I finally made it to the shore, surprised at how quickly the trip became while I was lost in thought. Vowing not to think anymore, I waded in her cool ebb and flow, not caring that I forgot to lift my dress. Being a "proper lady" was not high on the list of things I came here to do.
I looked up at the tree branches, the sun peaking through their limbs. The birds were singing harmoniously and the squirrels were playing feverishly in the underbrush. This was my happy place. I felt home. That is, if there was such a feeling.
Stepping out of the water and on the sandy bank, I walked lazily down the bend, taking in the soothing sound of the rushing water. Here in a few months, I would learn to swim it. And I would do it by myself, I was determined.
I picked up a black rock, rolling the rough stone around in my hand. It wasnt flat enough to skip. I frowned. Frick had taught me to skip rocks. My father, the King, was too busy to be bothered by such childish nonsense.
Frick was a sturdy old coot, rough hands but a soft and gentle touch. He gave me the bond I craved so deperately from my father. He taught me to take pride in everything I do and love everything I touch. Sure, he was a servant but often the servants were my sitters. And Frick, well Frick was my favorite. Gerta was just a loud, boisterous, crass woman. If her breasts werent bigger than her belly, one could easily mistake her for a man. After Frick was murdered protecting me in the war, Gerta was nominated as my keeper.
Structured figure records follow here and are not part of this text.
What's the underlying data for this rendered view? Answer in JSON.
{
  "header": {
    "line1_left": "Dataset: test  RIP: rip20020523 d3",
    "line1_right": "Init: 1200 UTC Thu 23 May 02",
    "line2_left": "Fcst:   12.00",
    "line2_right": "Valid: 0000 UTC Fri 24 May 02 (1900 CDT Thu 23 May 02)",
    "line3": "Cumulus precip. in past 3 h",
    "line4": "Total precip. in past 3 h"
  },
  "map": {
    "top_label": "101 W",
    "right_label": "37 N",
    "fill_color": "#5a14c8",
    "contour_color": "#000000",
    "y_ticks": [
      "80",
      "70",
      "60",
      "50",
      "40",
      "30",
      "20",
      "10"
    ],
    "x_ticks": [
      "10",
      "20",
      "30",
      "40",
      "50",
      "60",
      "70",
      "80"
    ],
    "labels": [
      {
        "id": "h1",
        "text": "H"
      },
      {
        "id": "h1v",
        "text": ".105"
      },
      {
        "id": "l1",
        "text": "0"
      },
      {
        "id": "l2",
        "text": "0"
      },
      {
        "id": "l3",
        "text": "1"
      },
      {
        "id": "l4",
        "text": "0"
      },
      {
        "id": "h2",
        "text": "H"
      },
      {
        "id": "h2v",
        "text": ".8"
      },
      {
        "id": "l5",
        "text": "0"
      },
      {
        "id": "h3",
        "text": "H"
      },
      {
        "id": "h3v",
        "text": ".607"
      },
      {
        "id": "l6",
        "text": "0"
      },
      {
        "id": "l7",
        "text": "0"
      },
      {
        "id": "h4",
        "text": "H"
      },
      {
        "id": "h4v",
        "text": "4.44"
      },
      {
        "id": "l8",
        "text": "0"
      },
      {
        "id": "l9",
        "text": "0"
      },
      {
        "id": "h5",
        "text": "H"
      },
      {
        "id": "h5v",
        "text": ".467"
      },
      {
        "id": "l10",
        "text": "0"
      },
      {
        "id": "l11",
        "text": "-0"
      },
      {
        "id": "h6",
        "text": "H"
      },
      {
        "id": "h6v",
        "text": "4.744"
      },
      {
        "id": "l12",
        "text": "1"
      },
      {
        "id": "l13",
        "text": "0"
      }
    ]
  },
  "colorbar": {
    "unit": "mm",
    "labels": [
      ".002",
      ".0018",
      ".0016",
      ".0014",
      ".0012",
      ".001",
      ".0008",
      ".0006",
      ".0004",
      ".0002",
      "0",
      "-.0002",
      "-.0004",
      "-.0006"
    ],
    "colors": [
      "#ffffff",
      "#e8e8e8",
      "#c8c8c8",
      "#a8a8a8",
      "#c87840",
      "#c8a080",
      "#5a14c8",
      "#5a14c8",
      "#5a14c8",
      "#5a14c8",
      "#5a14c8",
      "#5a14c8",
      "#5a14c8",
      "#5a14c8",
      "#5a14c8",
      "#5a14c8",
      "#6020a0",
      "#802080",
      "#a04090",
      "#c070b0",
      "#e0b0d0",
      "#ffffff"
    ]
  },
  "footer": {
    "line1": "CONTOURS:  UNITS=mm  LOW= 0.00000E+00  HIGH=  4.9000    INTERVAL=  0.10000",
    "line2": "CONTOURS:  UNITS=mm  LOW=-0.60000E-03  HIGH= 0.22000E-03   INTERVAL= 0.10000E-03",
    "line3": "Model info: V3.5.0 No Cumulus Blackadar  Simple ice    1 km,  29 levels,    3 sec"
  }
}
I disliked her. She wasnt fun. I chucked the rock, frustrated. I missed Frick.
Greedy men had turned my world upside down and I wasnt going to forgive that. I couldnt. They took more than just the people I loved from me. They took my innocence. And that, was unforgivable.
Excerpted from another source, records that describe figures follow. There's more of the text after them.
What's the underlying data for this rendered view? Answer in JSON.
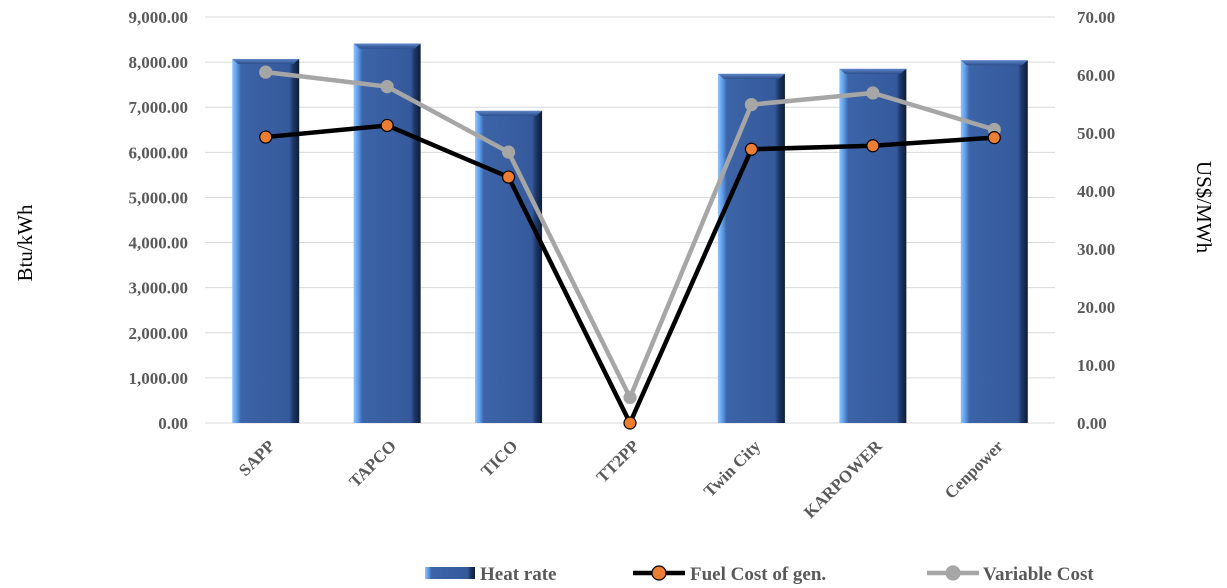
{
  "chart_data": {
    "type": "bar",
    "categories": [
      "SAPP",
      "TAPCO",
      "TICO",
      "TT2PP",
      "Twin City",
      "KARPOWER",
      "Cenpower"
    ],
    "series": [
      {
        "name": "Heat rate",
        "type": "bar",
        "axis": "left",
        "values": [
          8070,
          8410,
          6920,
          0,
          7740,
          7850,
          8040
        ],
        "color": "#3d64a8"
      },
      {
        "name": "Fuel Cost of gen.",
        "type": "line",
        "axis": "right",
        "values": [
          49.3,
          51.3,
          42.4,
          0,
          47.2,
          47.8,
          49.2
        ],
        "color": "#000000",
        "marker_color": "#ed7d31"
      },
      {
        "name": "Variable Cost",
        "type": "line",
        "axis": "right",
        "values": [
          60.5,
          58.0,
          46.7,
          4.4,
          54.9,
          56.9,
          50.6
        ],
        "color": "#a6a6a6",
        "marker_color": "#a6a6a6"
      }
    ],
    "ylabel": "Btu/kWh",
    "y2label": "US$/MWh",
    "ylim": [
      0,
      9000
    ],
    "y2lim": [
      0,
      70
    ],
    "yticks": [
      "0.00",
      "1,000.00",
      "2,000.00",
      "3,000.00",
      "4,000.00",
      "5,000.00",
      "6,000.00",
      "7,000.00",
      "8,000.00",
      "9,000.00"
    ],
    "y2ticks": [
      "0.00",
      "10.00",
      "20.00",
      "30.00",
      "40.00",
      "50.00",
      "60.00",
      "70.00"
    ],
    "grid": true,
    "legend": "bottom"
  }
}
One day, when the kingdom was willed to me, I would have revenge. I was saving my rage, letting it build inside me until the moment I could unleash it with lethal fury. They would be sorry they ever chose to cross into my once beautiful land, my once beautiful life.
The bend turned from a soft sandy shore to a rocky outpost. This was my spot. I climbed the rocks, slowly and carefully. I hadnt learn to swim yet and falling into the river with no soul knowing my current whereabouts was certain death. I sat on the one and only flat boulder, looking out over the peaceful flowing water. My eyes coming to rest on a small black patch of fur, laid waste on a rock.
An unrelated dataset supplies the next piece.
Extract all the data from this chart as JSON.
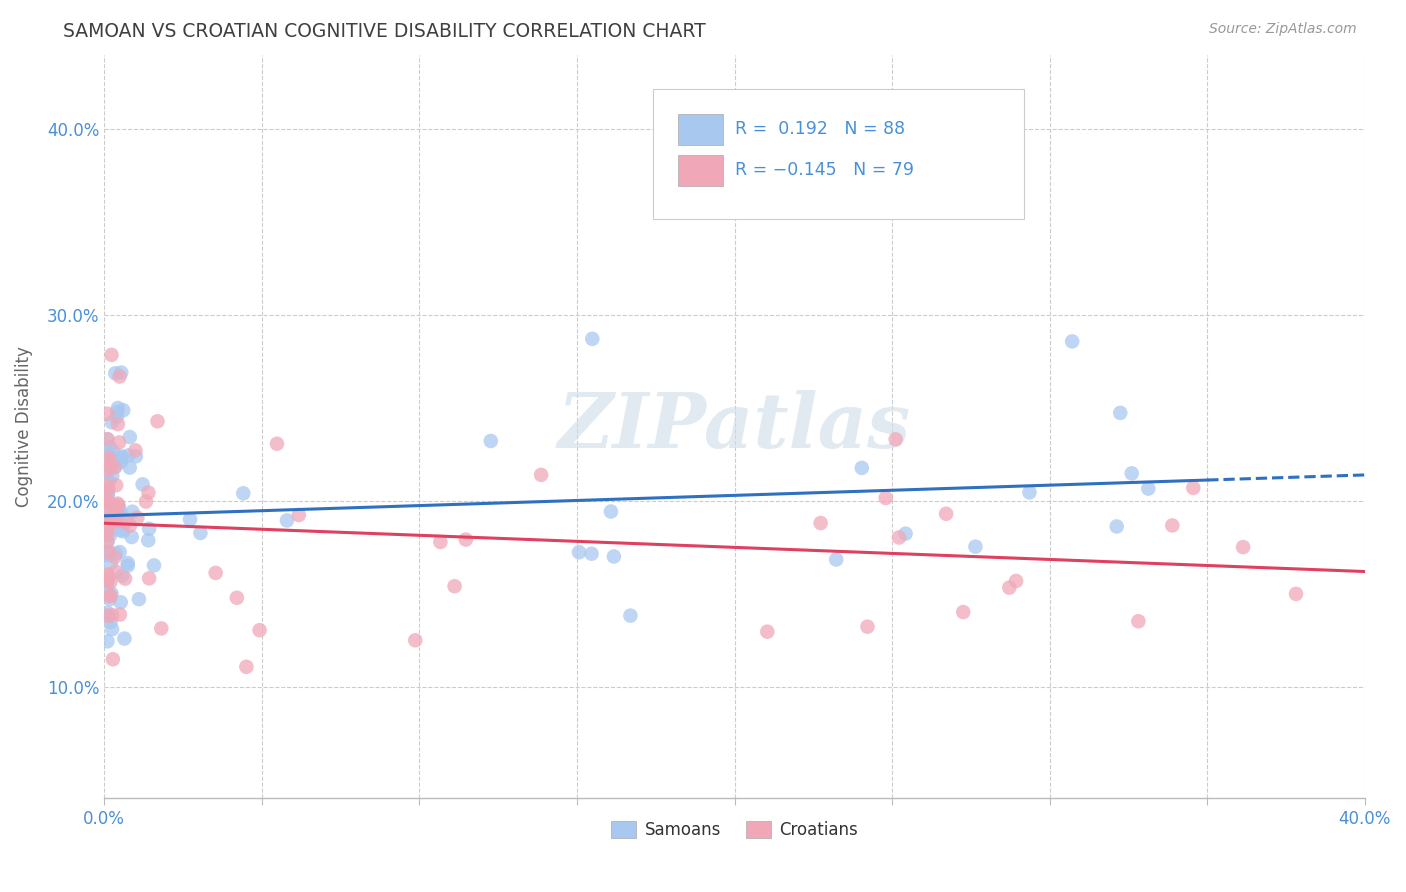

I squinted and shaded my eyes from the sun, knowing how dangerous it was to attempt to check that particular area out. I had just started to disregard the thought of exploring it, when a heart wrenching, pitiful howl came erupting from the small black patch. It slowly faded into a whine.
A canine?
I scurried down the rocks, slipping and sliding, nearly falling into the swirling current until I was meer feet from the soggy little creature. Its face was turned toward me, eyes closed, looking quite lifeless. "Oh no," I whined. I felt the pain of loss for something I hadnt even met and tears started to well up from my eyes. I always had a soft spot for animals and couldnt bare to see them hurt, better yet dead.
I stared at the tiny thing, wondering how it got into this position when it slowly opened its eyes. Bright blue eyes, like blue ice, found me, searching deep into my soul. It lifted its head and whined, begging me for mercy. Its eyes suddenly rolled back into its head. Its skull no longer supported by consciousness, made a splash against the small pool of water, hitting the rock. I scooped him up, hoping beyond hope, there was still life somewhere in the black, matted, stinky pup. "If you promise me you'll hold on, I promise you I will do everything I can to save you," I whispered.